Amorcée grâce à un partenariat tripartite réunissant l’ONMT, les Collectivités territoriales et la compagnie Air Arabia, l’ouverture du ciel de l’aéroport Fès-Saïss a permis d’accueillir, durant les 10 premiers mois de 2018, plus de 1,1 million de passagers. Notons que le nouveau terminal est doté d’une capacité de 2,5 millions de voyageurs. L’Economiste revient sur les principaux points de cette embellie spectaculaire.

■ Sécurité, stabilité et connexions aériennes
Pour les professionnels du tourisme, la dynamique du secteur, constatée depuis 2016, émane certes des connexions aériennes point à point mais aussi de l’image positive entretenue par la destination depuis l’achèvement des travaux de restauration des 27 monuments historiques. Ainsi, le Maroc tire son épingle du jeu malgré une conjoncture géopolitique et économique difficile de son entourage.

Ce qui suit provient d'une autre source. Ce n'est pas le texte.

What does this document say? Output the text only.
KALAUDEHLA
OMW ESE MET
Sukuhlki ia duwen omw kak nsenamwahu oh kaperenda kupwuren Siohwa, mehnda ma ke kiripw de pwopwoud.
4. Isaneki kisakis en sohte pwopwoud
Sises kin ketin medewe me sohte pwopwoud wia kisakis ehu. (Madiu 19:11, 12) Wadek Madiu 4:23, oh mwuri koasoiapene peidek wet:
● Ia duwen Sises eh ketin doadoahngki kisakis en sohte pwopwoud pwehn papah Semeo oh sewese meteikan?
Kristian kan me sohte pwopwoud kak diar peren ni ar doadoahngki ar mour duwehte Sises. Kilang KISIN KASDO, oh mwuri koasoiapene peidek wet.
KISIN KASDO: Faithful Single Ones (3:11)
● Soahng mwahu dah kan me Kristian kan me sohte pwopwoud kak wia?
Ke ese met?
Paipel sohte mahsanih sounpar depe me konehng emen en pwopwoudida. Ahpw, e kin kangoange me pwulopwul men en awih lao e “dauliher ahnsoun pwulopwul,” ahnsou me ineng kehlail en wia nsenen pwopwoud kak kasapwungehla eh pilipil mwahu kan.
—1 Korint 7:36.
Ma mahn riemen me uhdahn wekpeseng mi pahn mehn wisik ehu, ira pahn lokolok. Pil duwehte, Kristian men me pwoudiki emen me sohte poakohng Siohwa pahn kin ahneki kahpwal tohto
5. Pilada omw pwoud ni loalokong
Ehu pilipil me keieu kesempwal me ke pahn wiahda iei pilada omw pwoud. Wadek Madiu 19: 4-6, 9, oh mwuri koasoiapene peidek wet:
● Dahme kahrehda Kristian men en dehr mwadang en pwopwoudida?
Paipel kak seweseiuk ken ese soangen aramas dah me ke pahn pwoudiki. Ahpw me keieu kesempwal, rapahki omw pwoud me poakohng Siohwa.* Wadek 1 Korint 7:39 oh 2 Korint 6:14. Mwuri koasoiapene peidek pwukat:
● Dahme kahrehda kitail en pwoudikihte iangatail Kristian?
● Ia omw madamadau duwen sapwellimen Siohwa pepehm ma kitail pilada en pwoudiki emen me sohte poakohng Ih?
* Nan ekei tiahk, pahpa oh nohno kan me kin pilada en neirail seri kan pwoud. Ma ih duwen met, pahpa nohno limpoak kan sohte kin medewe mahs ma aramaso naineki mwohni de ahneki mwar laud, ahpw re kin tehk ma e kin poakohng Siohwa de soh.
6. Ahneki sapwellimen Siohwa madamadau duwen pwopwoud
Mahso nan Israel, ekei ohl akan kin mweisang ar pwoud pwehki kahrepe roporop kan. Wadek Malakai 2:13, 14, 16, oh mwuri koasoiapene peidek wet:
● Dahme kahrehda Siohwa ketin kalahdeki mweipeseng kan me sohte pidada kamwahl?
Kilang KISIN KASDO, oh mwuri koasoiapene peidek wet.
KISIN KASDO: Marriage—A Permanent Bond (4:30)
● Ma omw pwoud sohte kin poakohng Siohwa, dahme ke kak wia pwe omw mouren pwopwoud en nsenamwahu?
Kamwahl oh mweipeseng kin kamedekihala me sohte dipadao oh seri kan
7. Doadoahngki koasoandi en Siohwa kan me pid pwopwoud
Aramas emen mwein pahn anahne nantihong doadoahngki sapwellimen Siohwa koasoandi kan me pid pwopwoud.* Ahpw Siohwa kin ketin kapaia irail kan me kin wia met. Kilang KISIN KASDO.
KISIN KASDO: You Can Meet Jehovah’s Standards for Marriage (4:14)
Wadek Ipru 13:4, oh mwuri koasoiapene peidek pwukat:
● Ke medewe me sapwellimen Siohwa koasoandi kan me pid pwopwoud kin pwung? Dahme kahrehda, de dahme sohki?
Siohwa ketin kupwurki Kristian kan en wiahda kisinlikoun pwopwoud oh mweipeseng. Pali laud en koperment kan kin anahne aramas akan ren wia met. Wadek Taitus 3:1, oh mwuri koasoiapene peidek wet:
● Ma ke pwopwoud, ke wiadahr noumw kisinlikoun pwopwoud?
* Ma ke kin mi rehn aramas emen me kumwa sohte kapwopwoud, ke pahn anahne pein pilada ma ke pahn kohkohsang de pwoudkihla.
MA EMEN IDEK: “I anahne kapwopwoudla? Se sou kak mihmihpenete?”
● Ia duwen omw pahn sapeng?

Face à la frilosité des touristes, le Royaume reste «une valeur sûre», grâce à sa stabilité politique et sa sécurité, par rapport à d’autres destinations d’Afrique du Nord. Dans ce contexte, les principaux indicateurs touristiques de la ville de Fès sont très prometteurs. Ainsi, durant les neuf premiers mois de l’année en cours, les établissements d’hébergement touristique classés ont enregistré près de 800.000 nuitées, soit une hausse de 21%, par rapport à la même période de 2017. Cette croissance s’explique par la forte augmentation des nuitées des non-résidents, à hauteur de 89% des nuitées supplémentaires, en augmentation de 28% par rapport à l’année d’avant.

■ Les marchés français, américain, japonais… explosent
Par marché, les touristes français arrivent en tête des visiteurs de la cité idrisside. Ils sont de plus en plus nombreux (+12% en comparaison avec 2017) à venir découvrir l’histoire de la capitale millénaire. Viennent par la suite les marchés américain (+38%), allemand (+51%), espagnol (+42%) et japonais (+22%). Cette tendance haussière est également enregistrée en matière des arrivées. Ainsi, les hôtels classés ont totalisé plus de 422.000 clients à fin septembre, contre 343.323 durant la même période de 2017. Les statistiques établies par la délégation du tourisme soulignent une croissance à deux chiffres pour les marchés italien (+68%), allemand (+44%), espagnol (+41%), américain (+39%), français (+32%) et japonais (+18%). Et ce n’est pas fini, puisque les établissements touristiques ont affiché une bonne performance durant le mois d’octobre et ont une bonne visibilité pour novembre et décembre. A noter que le musée vivant de la médina de Fès est l’un des sites les plus prisés de la capitale spirituelle. Les cures thermales offertes par la nouvelle station Vichy Moulay Yacoub ne sont pas en reste. Ceci pour dire que la destination dispose d’un produit diversifié (médina, art de vivre et bien-être).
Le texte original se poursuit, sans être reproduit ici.